[Haskell-cafe] What features should an (fictitious) IDE for Haskell have?
Joachim Durchholz
jo at durchholz.org
Tue Dec 1 21:50:13 UTC 2020
Well, mailing lists don't give you that option so just can't judge a
post by number of upvotes.
Which has advantages and drawbacks, so I guess it's fine as it is.
Am 01.12.20 um 09:43 schrieb YueCompl:
> I wish this is being discussed in https://www.reddit.com/r/haskell/ so I
> can upvote this comment.
>
> Do we have an alternative mechanism as with the mailing list?
>
> I noticed Julia's community has some bots cross posting between a few of
> its sites, do we or can we have a similar mechanism?
>
>> On 2020-12-01, at 16:28, Joachim Durchholz <jo at durchholz.org
>> <mailto:jo at durchholz.org>> wrote:
>>
>> That's one of the ideas that come up on a regular basis, but it
>> doesn't buy you anything in practice.
>>
>> You want to be able to represent code in mails, websites, and books.
>> And you want that representation to be unambiguous, so you need to
>> define the whole parsing process.
>>
>> In the past, having a binary representation would help with
>> refactoring and such, but modern CPUs are fast enough to create the
>> AST on the fly. Even in the presence of syntax errors.
>>
>> Also, pure AST editors tend to be clunky. They disallow invalid
>> syntax, so the programmer is forced to do everything right. There are
>> many situations where you start writing down something vague and
>> refine it, dealing with those aspects first that you need.
>> In a sense, the problem is that an AST doesn't give you a scratchpad
>> for ideas and vagueness, everything has to be perfect from the get-go.
>>
>> I first heard about such an idea in the 90s (when on-the-fly parsing
>> wasn't really doable). It was one of the things MS wanted to do, and
>> they even created a prototype. It failed.
>>
>> Am 01.12.20 um 02:01 schrieb MarLinn:
>>> Most importantly: A good IDE is not a text editor, but an AST editor.

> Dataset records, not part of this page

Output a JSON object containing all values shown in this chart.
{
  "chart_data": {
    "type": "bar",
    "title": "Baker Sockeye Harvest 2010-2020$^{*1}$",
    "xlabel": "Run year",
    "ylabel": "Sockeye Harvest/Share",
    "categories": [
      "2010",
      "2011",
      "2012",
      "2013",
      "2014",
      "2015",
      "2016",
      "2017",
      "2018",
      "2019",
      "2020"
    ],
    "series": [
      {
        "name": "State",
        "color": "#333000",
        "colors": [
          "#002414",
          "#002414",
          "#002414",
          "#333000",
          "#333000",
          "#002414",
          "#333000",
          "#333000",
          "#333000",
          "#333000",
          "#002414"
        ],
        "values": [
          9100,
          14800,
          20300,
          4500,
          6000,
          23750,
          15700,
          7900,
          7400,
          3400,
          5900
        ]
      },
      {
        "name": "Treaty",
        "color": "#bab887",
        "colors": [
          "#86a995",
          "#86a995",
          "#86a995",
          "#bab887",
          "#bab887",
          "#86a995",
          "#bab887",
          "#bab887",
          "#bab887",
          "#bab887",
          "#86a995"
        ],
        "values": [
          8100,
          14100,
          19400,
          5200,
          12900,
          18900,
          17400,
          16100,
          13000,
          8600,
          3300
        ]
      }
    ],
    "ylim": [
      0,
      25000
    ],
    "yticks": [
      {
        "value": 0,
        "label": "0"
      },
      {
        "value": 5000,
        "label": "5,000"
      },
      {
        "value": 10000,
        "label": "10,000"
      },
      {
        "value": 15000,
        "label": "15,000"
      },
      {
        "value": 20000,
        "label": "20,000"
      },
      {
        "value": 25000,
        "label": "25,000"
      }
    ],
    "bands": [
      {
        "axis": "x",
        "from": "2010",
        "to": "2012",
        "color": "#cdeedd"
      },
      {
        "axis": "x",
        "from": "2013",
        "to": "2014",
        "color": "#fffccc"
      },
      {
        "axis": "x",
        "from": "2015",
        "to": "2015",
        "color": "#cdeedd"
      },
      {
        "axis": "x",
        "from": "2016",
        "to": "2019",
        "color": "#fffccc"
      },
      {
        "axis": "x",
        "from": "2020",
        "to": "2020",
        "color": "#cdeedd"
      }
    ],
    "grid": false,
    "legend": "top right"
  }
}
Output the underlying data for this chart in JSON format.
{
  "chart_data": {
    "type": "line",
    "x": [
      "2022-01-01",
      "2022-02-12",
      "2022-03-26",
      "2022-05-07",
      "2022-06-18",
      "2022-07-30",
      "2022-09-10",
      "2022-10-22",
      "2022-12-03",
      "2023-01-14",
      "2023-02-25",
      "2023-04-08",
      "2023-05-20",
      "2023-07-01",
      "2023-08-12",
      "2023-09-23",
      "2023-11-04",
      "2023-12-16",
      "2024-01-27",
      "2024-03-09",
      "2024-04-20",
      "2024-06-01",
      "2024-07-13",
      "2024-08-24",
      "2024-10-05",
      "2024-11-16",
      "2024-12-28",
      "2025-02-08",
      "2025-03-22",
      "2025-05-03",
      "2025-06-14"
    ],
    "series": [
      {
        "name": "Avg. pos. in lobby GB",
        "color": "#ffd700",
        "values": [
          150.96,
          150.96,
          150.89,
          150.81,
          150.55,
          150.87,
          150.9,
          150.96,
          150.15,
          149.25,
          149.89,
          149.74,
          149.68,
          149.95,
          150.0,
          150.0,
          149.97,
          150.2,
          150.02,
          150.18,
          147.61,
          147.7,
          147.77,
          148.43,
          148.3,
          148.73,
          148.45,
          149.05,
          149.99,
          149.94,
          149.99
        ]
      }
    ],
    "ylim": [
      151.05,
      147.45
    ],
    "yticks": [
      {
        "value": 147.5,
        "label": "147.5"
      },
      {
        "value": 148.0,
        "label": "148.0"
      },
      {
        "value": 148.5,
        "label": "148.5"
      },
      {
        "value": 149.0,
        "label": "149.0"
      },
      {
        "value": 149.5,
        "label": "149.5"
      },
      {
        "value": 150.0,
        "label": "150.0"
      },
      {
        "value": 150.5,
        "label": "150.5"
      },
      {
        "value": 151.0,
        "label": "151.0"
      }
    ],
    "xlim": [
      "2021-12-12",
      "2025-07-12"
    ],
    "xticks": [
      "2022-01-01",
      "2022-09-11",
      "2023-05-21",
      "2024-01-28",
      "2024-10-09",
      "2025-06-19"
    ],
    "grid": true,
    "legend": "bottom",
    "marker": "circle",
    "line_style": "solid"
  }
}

>>> If the AST happens to be presented as text, that's a choice of
>>> visualisation, nothing more. Better to start with a graph-like
>>> visualisation to free the mind, then think through the possible
>>> interactions. Maybe add the typical text-like visualisation later.
>>> But don't start there or you'll just re-invent notepad for the nth time.
>>> Maybe don't even /store/ the code as ascii text.